Técnicos da Secretaria de Estado de Agricultura e Abastecimento (Seab) tentaram convecer ontem o pecuarista André Carioba Filho, da Fazenda Cachoeira, a concordar com o abate de 1795 bovinos com aftosa sem o pagamento antecipado da indenização - de R$ 1,285 milhão - como determina decisão da Justiça Federal de Londrina. O pecuarista não concordou e disse que irá aguardar todo o trâmite do processo, já que em primeira instância a decisão lhe foi favorável. A União já impetrou agravo no Tribunal Regional Federal da 4 Região, que ainda não foi julgado.

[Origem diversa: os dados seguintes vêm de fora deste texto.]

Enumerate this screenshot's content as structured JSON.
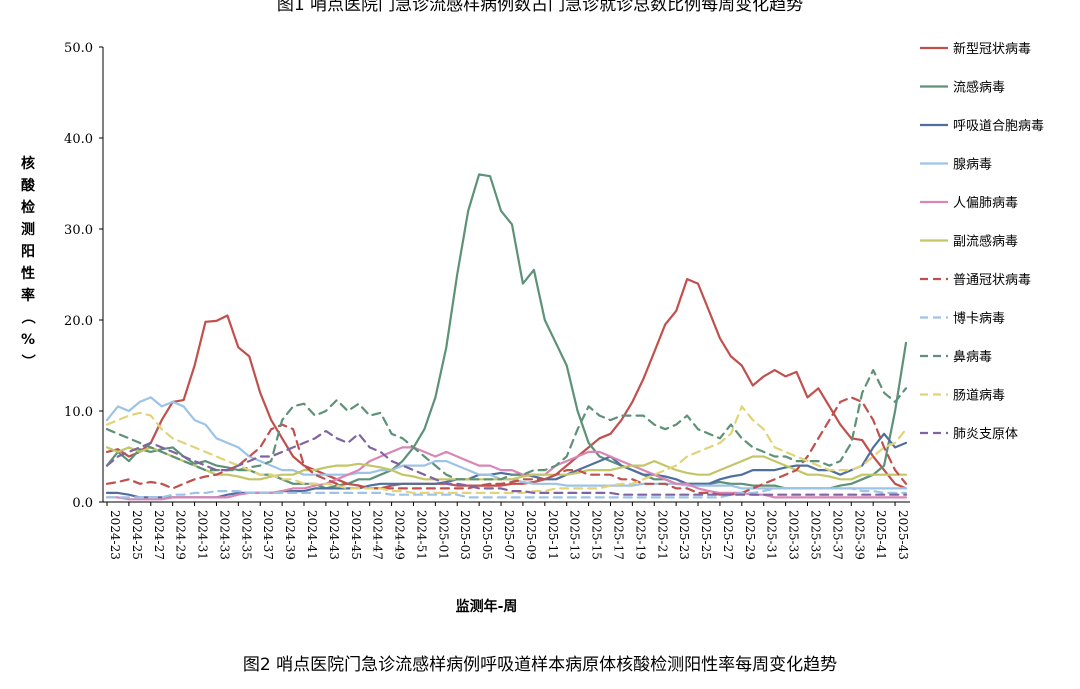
{
  "top_title": "图1 哨点医院门急诊流感样病例数占门急诊就诊总数比例每周变化趋势",
  "caption": "图2 哨点医院门急诊流感样病例呼吸道样本病原体核酸检测阳性率每周变化趋势",
  "chart_data": {
    "type": "line",
    "xlabel": "监测年-周",
    "ylabel": "核酸检测阳性率（%）",
    "ylim": [
      0,
      50
    ],
    "yticks": [
      "0.0",
      "10.0",
      "20.0",
      "30.0",
      "40.0",
      "50.0"
    ],
    "x_tick_labels": [
      "2024-23",
      "2024-25",
      "2024-27",
      "2024-29",
      "2024-31",
      "2024-33",
      "2024-35",
      "2024-37",
      "2024-39",
      "2024-41",
      "2024-43",
      "2024-45",
      "2024-47",
      "2024-49",
      "2024-51",
      "2025-01",
      "2025-03",
      "2025-05",
      "2025-07",
      "2025-09",
      "2025-11",
      "2025-13",
      "2025-15",
      "2025-17",
      "2025-19",
      "2025-21",
      "2025-23",
      "2025-25",
      "2025-27",
      "2025-29",
      "2025-31",
      "2025-33",
      "2025-35",
      "2025-37",
      "2025-39",
      "2025-41",
      "2025-43"
    ],
    "num_weeks": 74,
    "grid": false,
    "legend_position": "right",
    "series": [
      {
        "name": "新型冠状病毒",
        "color": "#c0504d",
        "dash": "solid",
        "values": [
          5.5,
          5.8,
          5.0,
          5.5,
          6.5,
          9.0,
          11.0,
          11.2,
          15.0,
          19.8,
          19.9,
          20.5,
          17.0,
          16.0,
          12.0,
          9.0,
          7.0,
          5.0,
          4.0,
          3.5,
          3.0,
          2.5,
          2.0,
          1.8,
          1.5,
          1.5,
          1.8,
          2.0,
          2.0,
          2.0,
          2.0,
          2.0,
          1.8,
          1.8,
          1.8,
          1.8,
          1.8,
          2.0,
          2.0,
          2.2,
          2.5,
          3.0,
          4.0,
          5.0,
          6.0,
          7.0,
          7.5,
          9.0,
          11.0,
          13.5,
          16.5,
          19.5,
          21.0,
          24.5,
          24.0,
          21.0,
          18.0,
          16.0,
          15.0,
          12.8,
          13.8,
          14.5,
          13.8,
          14.3,
          11.5,
          12.5,
          10.5,
          8.5,
          7.0,
          6.8,
          5.0,
          3.5,
          2.0,
          1.5
        ]
      },
      {
        "name": "流感病毒",
        "color": "#5d9178",
        "dash": "solid",
        "values": [
          4.0,
          5.5,
          4.5,
          5.8,
          5.5,
          5.8,
          6.0,
          5.0,
          4.2,
          4.5,
          4.0,
          3.8,
          3.5,
          3.5,
          3.0,
          3.0,
          2.5,
          2.0,
          2.0,
          2.0,
          1.5,
          1.8,
          2.0,
          2.5,
          2.5,
          3.0,
          3.5,
          4.5,
          6.0,
          8.0,
          11.5,
          17.0,
          25.0,
          32.0,
          36.0,
          35.8,
          32.0,
          30.5,
          24.0,
          25.5,
          20.0,
          17.5,
          15.0,
          10.0,
          6.5,
          5.0,
          4.5,
          4.0,
          3.5,
          3.0,
          2.5,
          2.5,
          2.0,
          2.0,
          2.0,
          2.0,
          2.2,
          2.0,
          2.0,
          1.8,
          1.8,
          1.8,
          1.5,
          1.5,
          1.5,
          1.5,
          1.5,
          1.8,
          2.0,
          2.5,
          3.0,
          4.0,
          10.0,
          17.5
        ]
      },
      {
        "name": "呼吸道合胞病毒",
        "color": "#4f6fa0",
        "dash": "solid",
        "values": [
          1.0,
          1.0,
          0.8,
          0.5,
          0.5,
          0.5,
          0.5,
          0.5,
          0.5,
          0.5,
          0.5,
          0.8,
          1.0,
          1.0,
          1.0,
          1.0,
          1.2,
          1.2,
          1.2,
          1.5,
          1.5,
          1.5,
          1.5,
          1.5,
          1.8,
          2.0,
          2.0,
          2.0,
          2.0,
          2.0,
          2.0,
          2.2,
          2.5,
          2.5,
          3.0,
          3.0,
          3.2,
          3.0,
          3.0,
          2.8,
          2.5,
          2.5,
          3.0,
          3.5,
          4.0,
          4.5,
          5.0,
          4.0,
          3.5,
          3.0,
          3.0,
          2.8,
          2.5,
          2.0,
          2.0,
          2.0,
          2.5,
          2.8,
          3.0,
          3.5,
          3.5,
          3.5,
          3.8,
          4.0,
          4.0,
          3.5,
          3.5,
          3.0,
          3.5,
          4.0,
          6.0,
          7.5,
          6.0,
          6.5
        ]
      },
      {
        "name": "腺病毒",
        "color": "#9dc3e6",
        "dash": "solid",
        "values": [
          9.0,
          10.5,
          10.0,
          11.0,
          11.5,
          10.5,
          11.0,
          10.5,
          9.0,
          8.5,
          7.0,
          6.5,
          6.0,
          5.0,
          4.5,
          4.0,
          3.5,
          3.5,
          3.0,
          3.0,
          3.0,
          3.0,
          3.0,
          3.2,
          3.2,
          3.5,
          3.5,
          4.0,
          4.0,
          4.0,
          4.5,
          4.5,
          4.0,
          3.5,
          3.0,
          3.0,
          2.5,
          2.5,
          2.2,
          2.0,
          2.0,
          2.0,
          1.8,
          1.8,
          1.8,
          1.8,
          1.8,
          1.8,
          1.8,
          2.0,
          2.0,
          2.0,
          2.0,
          1.8,
          1.8,
          1.8,
          1.8,
          1.8,
          1.5,
          1.5,
          1.5,
          1.5,
          1.5,
          1.5,
          1.5,
          1.5,
          1.5,
          1.5,
          1.5,
          1.5,
          1.5,
          1.5,
          1.5,
          1.5
        ]
      },
      {
        "name": "人偏肺病毒",
        "color": "#d986b6",
        "dash": "solid",
        "values": [
          0.5,
          0.5,
          0.3,
          0.3,
          0.3,
          0.3,
          0.5,
          0.5,
          0.5,
          0.5,
          0.5,
          0.5,
          0.8,
          1.0,
          1.0,
          1.0,
          1.2,
          1.5,
          1.5,
          1.8,
          2.0,
          2.5,
          3.0,
          3.5,
          4.5,
          5.0,
          5.5,
          6.0,
          6.0,
          5.5,
          5.0,
          5.5,
          5.0,
          4.5,
          4.0,
          4.0,
          3.5,
          3.5,
          3.0,
          3.0,
          3.0,
          4.0,
          4.5,
          5.0,
          5.5,
          5.5,
          5.0,
          4.5,
          4.0,
          3.5,
          3.0,
          2.5,
          2.0,
          2.0,
          1.5,
          1.2,
          1.0,
          1.0,
          1.0,
          0.8,
          0.8,
          0.5,
          0.5,
          0.5,
          0.5,
          0.5,
          0.5,
          0.5,
          0.5,
          0.5,
          0.5,
          0.5,
          0.5,
          0.5
        ]
      },
      {
        "name": "副流感病毒",
        "color": "#c3c667",
        "dash": "solid",
        "values": [
          6.0,
          5.5,
          6.0,
          5.5,
          6.0,
          5.5,
          5.0,
          4.5,
          4.0,
          3.5,
          3.0,
          3.0,
          2.8,
          2.5,
          2.5,
          2.8,
          3.0,
          3.0,
          3.5,
          3.5,
          3.8,
          4.0,
          4.0,
          4.2,
          4.0,
          3.8,
          3.5,
          3.0,
          2.8,
          2.5,
          2.5,
          2.5,
          2.5,
          2.5,
          2.5,
          2.5,
          2.5,
          2.5,
          2.8,
          3.0,
          3.0,
          3.0,
          3.0,
          3.2,
          3.5,
          3.5,
          3.5,
          3.8,
          4.0,
          4.0,
          4.5,
          4.0,
          3.5,
          3.2,
          3.0,
          3.0,
          3.5,
          4.0,
          4.5,
          5.0,
          5.0,
          4.5,
          4.0,
          3.5,
          3.0,
          3.0,
          2.8,
          2.5,
          2.5,
          3.0,
          3.0,
          3.0,
          3.0,
          3.0
        ]
      },
      {
        "name": "普通冠状病毒",
        "color": "#c0504d",
        "dash": "dash",
        "values": [
          2.0,
          2.2,
          2.5,
          2.0,
          2.2,
          2.0,
          1.5,
          2.0,
          2.5,
          2.8,
          3.0,
          3.5,
          4.0,
          5.0,
          6.0,
          8.0,
          8.5,
          8.0,
          4.0,
          3.0,
          2.5,
          2.0,
          2.0,
          1.8,
          1.5,
          1.5,
          1.5,
          1.5,
          1.5,
          1.5,
          1.5,
          1.5,
          1.5,
          1.5,
          1.8,
          2.0,
          2.0,
          2.2,
          2.5,
          2.5,
          2.5,
          3.0,
          3.5,
          3.5,
          3.0,
          3.0,
          3.0,
          2.5,
          2.5,
          2.0,
          2.0,
          2.0,
          1.5,
          1.5,
          1.0,
          1.0,
          0.8,
          0.8,
          1.0,
          1.5,
          2.0,
          2.5,
          3.0,
          3.5,
          5.0,
          7.0,
          9.0,
          11.0,
          11.5,
          11.0,
          9.0,
          6.0,
          3.5,
          2.0
        ]
      },
      {
        "name": "博卡病毒",
        "color": "#9dc3e6",
        "dash": "dash",
        "values": [
          0.5,
          0.5,
          0.5,
          0.5,
          0.5,
          0.5,
          0.8,
          0.8,
          1.0,
          1.0,
          1.2,
          1.2,
          1.2,
          1.0,
          1.0,
          1.0,
          1.0,
          1.0,
          1.0,
          1.0,
          1.0,
          1.0,
          1.0,
          1.0,
          1.0,
          1.0,
          0.8,
          0.8,
          0.8,
          0.8,
          0.8,
          0.8,
          0.8,
          0.5,
          0.5,
          0.5,
          0.5,
          0.5,
          0.5,
          0.5,
          0.5,
          0.5,
          0.5,
          0.5,
          0.5,
          0.5,
          0.5,
          0.5,
          0.5,
          0.5,
          0.5,
          0.5,
          0.5,
          0.5,
          0.5,
          0.5,
          0.5,
          0.8,
          1.0,
          1.0,
          1.2,
          1.5,
          1.5,
          1.5,
          1.5,
          1.5,
          1.5,
          1.5,
          1.5,
          1.2,
          1.2,
          1.0,
          1.0,
          1.0
        ]
      },
      {
        "name": "鼻病毒",
        "color": "#5d9178",
        "dash": "dash",
        "values": [
          8.0,
          7.5,
          7.0,
          6.5,
          6.0,
          5.5,
          5.0,
          4.5,
          4.0,
          3.5,
          3.5,
          3.5,
          3.5,
          3.8,
          4.0,
          4.5,
          9.0,
          10.5,
          10.8,
          9.5,
          10.0,
          11.2,
          10.0,
          10.8,
          9.5,
          9.8,
          7.5,
          7.0,
          6.0,
          5.0,
          4.0,
          3.0,
          2.5,
          2.5,
          2.5,
          2.5,
          2.5,
          3.0,
          3.0,
          3.5,
          3.5,
          4.0,
          5.0,
          8.0,
          10.5,
          9.5,
          9.0,
          9.5,
          9.5,
          9.5,
          8.5,
          8.0,
          8.5,
          9.5,
          8.0,
          7.5,
          7.0,
          8.5,
          7.0,
          6.0,
          5.5,
          5.0,
          5.0,
          4.5,
          4.5,
          4.5,
          4.0,
          4.5,
          6.5,
          12.0,
          14.5,
          12.0,
          11.0,
          12.5
        ]
      },
      {
        "name": "肠道病毒",
        "color": "#e2d378",
        "dash": "dash",
        "values": [
          8.5,
          9.0,
          9.5,
          9.8,
          9.5,
          8.0,
          7.0,
          6.5,
          6.0,
          5.5,
          5.0,
          4.5,
          4.0,
          3.5,
          3.0,
          3.0,
          2.5,
          2.5,
          2.0,
          2.0,
          2.0,
          1.8,
          1.5,
          1.5,
          1.5,
          1.5,
          1.2,
          1.2,
          1.0,
          1.0,
          1.0,
          1.0,
          1.0,
          1.0,
          1.0,
          1.0,
          1.0,
          1.0,
          1.0,
          1.2,
          1.2,
          1.5,
          1.5,
          1.5,
          1.5,
          1.5,
          1.8,
          2.0,
          2.0,
          2.5,
          3.0,
          3.5,
          4.0,
          5.0,
          5.5,
          6.0,
          6.5,
          7.5,
          10.5,
          9.0,
          8.0,
          6.0,
          5.5,
          5.0,
          4.5,
          4.0,
          3.5,
          3.5,
          3.5,
          4.0,
          5.0,
          6.0,
          6.5,
          8.0
        ]
      },
      {
        "name": "肺炎支原体",
        "color": "#8064a2",
        "dash": "dash",
        "values": [
          4.0,
          5.0,
          5.5,
          6.0,
          6.5,
          6.0,
          5.5,
          5.0,
          4.5,
          4.0,
          3.5,
          3.5,
          4.0,
          4.5,
          5.0,
          5.0,
          5.5,
          6.0,
          6.5,
          7.0,
          7.8,
          7.0,
          6.5,
          7.5,
          6.0,
          5.5,
          4.5,
          4.0,
          3.5,
          3.0,
          2.5,
          2.0,
          2.0,
          1.8,
          1.5,
          1.5,
          1.5,
          1.2,
          1.2,
          1.0,
          1.0,
          1.0,
          1.0,
          1.0,
          1.0,
          1.0,
          1.0,
          0.8,
          0.8,
          0.8,
          0.8,
          0.8,
          0.8,
          0.8,
          0.8,
          0.8,
          0.8,
          0.8,
          0.8,
          0.8,
          0.8,
          0.8,
          0.8,
          0.8,
          0.8,
          0.8,
          0.8,
          0.8,
          0.8,
          0.8,
          0.8,
          0.8,
          0.8,
          0.8
        ]
      }
    ]
  }
}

Os seis pecuaristas que tiveram suas propriedades confirmadas com focos de febre aftosa se reuniram ontem no início da noite com assessoria jurídica para discutir quais caminhos seriam adotados. Na segunda-feira, o Ministério da Agricultura, Pecuária e Abastecimento (Mapa) confirmou seis novos focos da doença nos seguintes municípios: Bela Vista do Paraíso, Grandes Rios, Loanda e Maringá. Ao todo, cerca de 4,5 mil animais dessas propriedades terão que ser sacrificados.
Dois pecuaristas já ingressaram com ação na Justiça Federal de Londrina. Durante o encontro, seriam discutidos separadamente cada caso. Estratégias de defesa seriam estudadas, uma vez que nem todas as propriedades tinham sido notificadas como foco de aftosa. Além dos pecuaristas e do advogado Ricardo Jorge Rocha Pereira, o presidente da Sociedade Rural do Paraná, Edson Neme Ruiz, também participou do encontro. Até o fechamento desta edição, a reunião não havia terminado. (F.M.)